The approach to fluid management in the intensive care unit (ICU) has evolved over the last several decades from the adage that patients must swell to get well to an increasing appreciation that volume overload is a marker and likely a mediator of poor outcomes in critical illness. Along with several large multicenter randomized controlled trials (RCTs) demonstrating no benefit to early goal-directed therapy, dozens of observational studies have shown that fluid overload in critical illness is independently associated with higher rates of mortality, development and/or persistence of AKI, and other organ dysfunction. Consequently, critical care medicine has shifted focus to studying fluid restriction, but there are limited prospective data demonstrating its benefit. The 2006 Fluid and Catheter Treatment Trial (FACTT) is possibly the most compelling RCT supporting fluid restriction because it demonstrated that a conservative fluid strategy in patients with acute respiratory distress syndrome resulted in shorter duration of mechanical ventilation and ICU length of stay, with a trend toward lower need for kidney replacement therapy (KRT).1 However, while FACTT helped trigger a swing of the pendulum away from the routine aggressive use of intravenous fluids in the ICU, it was a negative study regarding the primary mortality end point. Subsequent large multicenter RCTs analyzing fluid restriction in the ICU have repeatedly yielded no benefit or even signals for harm.2 Although additional multicenter trials are ongoing (NCT04569942, NCT05179499), large RCTs with positive outcomes demonstrating how to best use intravenous fluids in the ICU are lacking.
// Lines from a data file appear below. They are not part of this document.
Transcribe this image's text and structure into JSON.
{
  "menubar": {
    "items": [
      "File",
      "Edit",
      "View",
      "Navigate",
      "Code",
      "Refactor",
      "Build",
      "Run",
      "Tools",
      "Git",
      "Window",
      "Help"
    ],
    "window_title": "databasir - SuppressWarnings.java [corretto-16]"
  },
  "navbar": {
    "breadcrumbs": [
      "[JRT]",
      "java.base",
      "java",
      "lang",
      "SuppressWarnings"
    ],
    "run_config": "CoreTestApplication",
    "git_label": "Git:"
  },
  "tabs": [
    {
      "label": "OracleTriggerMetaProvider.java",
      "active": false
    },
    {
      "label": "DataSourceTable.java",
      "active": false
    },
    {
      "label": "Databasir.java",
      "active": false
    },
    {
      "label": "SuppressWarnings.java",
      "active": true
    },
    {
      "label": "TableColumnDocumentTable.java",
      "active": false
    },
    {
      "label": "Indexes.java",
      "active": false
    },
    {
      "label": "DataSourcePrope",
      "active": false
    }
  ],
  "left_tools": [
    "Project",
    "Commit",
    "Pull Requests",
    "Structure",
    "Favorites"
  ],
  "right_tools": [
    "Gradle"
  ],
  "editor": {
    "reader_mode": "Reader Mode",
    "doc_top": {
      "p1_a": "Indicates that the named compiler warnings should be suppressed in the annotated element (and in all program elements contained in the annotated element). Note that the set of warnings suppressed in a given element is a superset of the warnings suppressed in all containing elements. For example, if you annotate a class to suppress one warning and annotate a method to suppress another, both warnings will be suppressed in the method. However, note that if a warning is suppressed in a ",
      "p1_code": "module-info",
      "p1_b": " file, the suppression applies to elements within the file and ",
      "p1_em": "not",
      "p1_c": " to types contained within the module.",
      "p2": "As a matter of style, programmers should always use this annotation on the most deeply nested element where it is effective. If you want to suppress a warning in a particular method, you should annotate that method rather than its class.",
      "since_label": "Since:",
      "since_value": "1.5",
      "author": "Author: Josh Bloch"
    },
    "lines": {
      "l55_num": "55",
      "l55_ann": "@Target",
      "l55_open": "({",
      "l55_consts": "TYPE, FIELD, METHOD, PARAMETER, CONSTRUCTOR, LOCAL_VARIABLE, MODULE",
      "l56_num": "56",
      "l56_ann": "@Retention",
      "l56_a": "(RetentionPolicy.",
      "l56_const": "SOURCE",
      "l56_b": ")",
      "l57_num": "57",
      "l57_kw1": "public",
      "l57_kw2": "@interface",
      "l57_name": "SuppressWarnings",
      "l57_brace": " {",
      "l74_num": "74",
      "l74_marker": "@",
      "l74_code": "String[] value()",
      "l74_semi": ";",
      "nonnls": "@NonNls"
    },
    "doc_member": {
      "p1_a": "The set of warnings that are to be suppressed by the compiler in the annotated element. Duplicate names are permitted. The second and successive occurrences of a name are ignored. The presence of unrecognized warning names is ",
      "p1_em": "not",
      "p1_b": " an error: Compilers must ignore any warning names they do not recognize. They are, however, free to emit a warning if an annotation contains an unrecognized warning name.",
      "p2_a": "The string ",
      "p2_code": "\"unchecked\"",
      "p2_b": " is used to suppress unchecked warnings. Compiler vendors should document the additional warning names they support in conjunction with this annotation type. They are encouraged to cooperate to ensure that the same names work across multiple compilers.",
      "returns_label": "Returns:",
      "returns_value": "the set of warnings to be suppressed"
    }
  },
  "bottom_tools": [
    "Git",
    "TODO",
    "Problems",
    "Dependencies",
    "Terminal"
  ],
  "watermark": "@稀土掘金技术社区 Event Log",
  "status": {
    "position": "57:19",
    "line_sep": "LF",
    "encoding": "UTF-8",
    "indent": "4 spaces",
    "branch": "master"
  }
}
Despite the strong association between fluid overload and adverse outcomes, even fewer data exist to guide clinicians on the optimal approach to deresuscitation, which involves the active removal of fluid by means of diuretics or KRT after the initial resuscitation phase of critical illness. In the case of fluid removal with KRT, observational studies have shown that higher overall achieved ultrafiltration rates and more negative fluid balances are associated with improved outcomes.3 However, other observational studies suggest that higher weight-adjusted net ultrafiltration rates (>1.75 ml/kg per hour) with continuous KRT (CKRT) are independently associated with adverse outcomes,4 suggesting that the effects of ultrafiltration in critically ill patients are complex. While prompt normalization of volume status with net ultrafiltration may mitigate harm associated with volume overload, this potential benefit must be balanced with the risk of inducing hemodynamic compromise and end-organ injury. For example, studies have shown that both intermittent hemodialysis and CKRT for AKI can induce myocardial stunning,5 as previously demonstrated in end-stage kidney disease. The pathophysiology of intradialytic hypotension in critically ill patients is complicated, with mechanistic studies suggesting that only some hypotensive episodes are caused by volume removal.6 This implies that some patients may benefit from ongoing net ultrafiltration despite experiencing intradialytic hypotension. Without prospective data to guide clinicians on the optimal approach to ultrafiltration in the ICU, the best way to remove excess fluid with KRT in critically ill patients remains unclear.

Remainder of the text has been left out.